Tuesday, September 28, 2021

Physical objects [are] comparable, epistemologically, to the gods of Homer

Willard Van Orman Quine, From a Logical Point of View: Nine Logico-Philosophical Essays, 3rd Edition, Harvard University Press (1980), p.  44

Excerpt:

As an empiricist I continue to think of the conceptual scheme of science as a tool, ultimately, for predicting future experience in the light of past experience. Physical objects are conceptually imported into the situation as convenient intermediaries—not by definition in terms of experience, but simply as irreducible posits comparable, epistemologically, to the gods of Homer. For my part I do, qua lay physicist, believe in physical objects and not in Homer's gods; and I consider it a scientific error to believe otherwise.

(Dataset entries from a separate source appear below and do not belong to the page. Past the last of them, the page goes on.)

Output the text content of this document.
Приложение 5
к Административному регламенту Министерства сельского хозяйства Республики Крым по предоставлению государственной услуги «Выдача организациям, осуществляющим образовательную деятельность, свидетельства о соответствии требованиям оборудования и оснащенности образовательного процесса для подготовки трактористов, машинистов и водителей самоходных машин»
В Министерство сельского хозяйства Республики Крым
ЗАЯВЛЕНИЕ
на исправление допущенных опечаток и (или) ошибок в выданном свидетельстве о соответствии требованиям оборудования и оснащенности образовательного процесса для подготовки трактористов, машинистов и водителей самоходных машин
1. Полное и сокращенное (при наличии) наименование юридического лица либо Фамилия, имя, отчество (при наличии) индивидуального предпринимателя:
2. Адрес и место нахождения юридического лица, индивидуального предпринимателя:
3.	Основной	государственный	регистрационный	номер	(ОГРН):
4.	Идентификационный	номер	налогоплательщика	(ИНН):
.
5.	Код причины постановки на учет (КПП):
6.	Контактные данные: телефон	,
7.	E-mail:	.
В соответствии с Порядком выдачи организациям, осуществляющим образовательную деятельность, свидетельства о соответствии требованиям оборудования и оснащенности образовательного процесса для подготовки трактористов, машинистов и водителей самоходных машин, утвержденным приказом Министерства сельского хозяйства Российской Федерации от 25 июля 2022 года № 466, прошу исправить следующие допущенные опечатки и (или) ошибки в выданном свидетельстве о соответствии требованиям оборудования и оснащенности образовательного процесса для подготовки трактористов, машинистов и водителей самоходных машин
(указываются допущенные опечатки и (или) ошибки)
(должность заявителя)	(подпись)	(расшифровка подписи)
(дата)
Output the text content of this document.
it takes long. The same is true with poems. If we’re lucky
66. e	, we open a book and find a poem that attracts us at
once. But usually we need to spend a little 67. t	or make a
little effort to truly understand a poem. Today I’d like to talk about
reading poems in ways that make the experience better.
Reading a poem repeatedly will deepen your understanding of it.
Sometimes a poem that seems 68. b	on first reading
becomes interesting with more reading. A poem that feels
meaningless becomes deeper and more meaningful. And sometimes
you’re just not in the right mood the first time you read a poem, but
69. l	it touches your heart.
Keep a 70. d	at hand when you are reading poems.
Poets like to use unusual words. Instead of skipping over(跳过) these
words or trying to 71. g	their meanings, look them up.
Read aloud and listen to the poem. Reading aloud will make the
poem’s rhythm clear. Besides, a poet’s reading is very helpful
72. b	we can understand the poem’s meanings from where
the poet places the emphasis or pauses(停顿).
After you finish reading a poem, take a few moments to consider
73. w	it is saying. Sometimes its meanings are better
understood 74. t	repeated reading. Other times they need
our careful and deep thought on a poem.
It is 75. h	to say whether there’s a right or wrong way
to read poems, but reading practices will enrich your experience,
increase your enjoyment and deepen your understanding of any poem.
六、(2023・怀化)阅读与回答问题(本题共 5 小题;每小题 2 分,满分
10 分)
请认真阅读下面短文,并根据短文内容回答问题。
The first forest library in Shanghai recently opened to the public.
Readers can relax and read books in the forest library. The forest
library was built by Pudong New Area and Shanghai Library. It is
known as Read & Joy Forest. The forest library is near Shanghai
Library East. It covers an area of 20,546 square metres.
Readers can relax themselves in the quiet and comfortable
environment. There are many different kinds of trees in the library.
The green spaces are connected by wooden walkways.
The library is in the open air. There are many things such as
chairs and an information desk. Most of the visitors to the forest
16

But in point of epistemological footing the physical objects and the gods differ only in degree and not in kind. Both sorts of entities enter our conception only as cultural posits. The myth of physical objects is epistemologically superior to most in that it has proved more efficacious than other myths as a device for working a manageable structure into the flux of experience.

Via Galen Strawson, in “Reply to Hocutt,” Philosophical Books (1996), where he wrote, “Materialism, after all, is a metaphysical hypothesis. As such it is, as Quine memorably observed, ‘comparable, epistemologically, to the gods of Homer’.”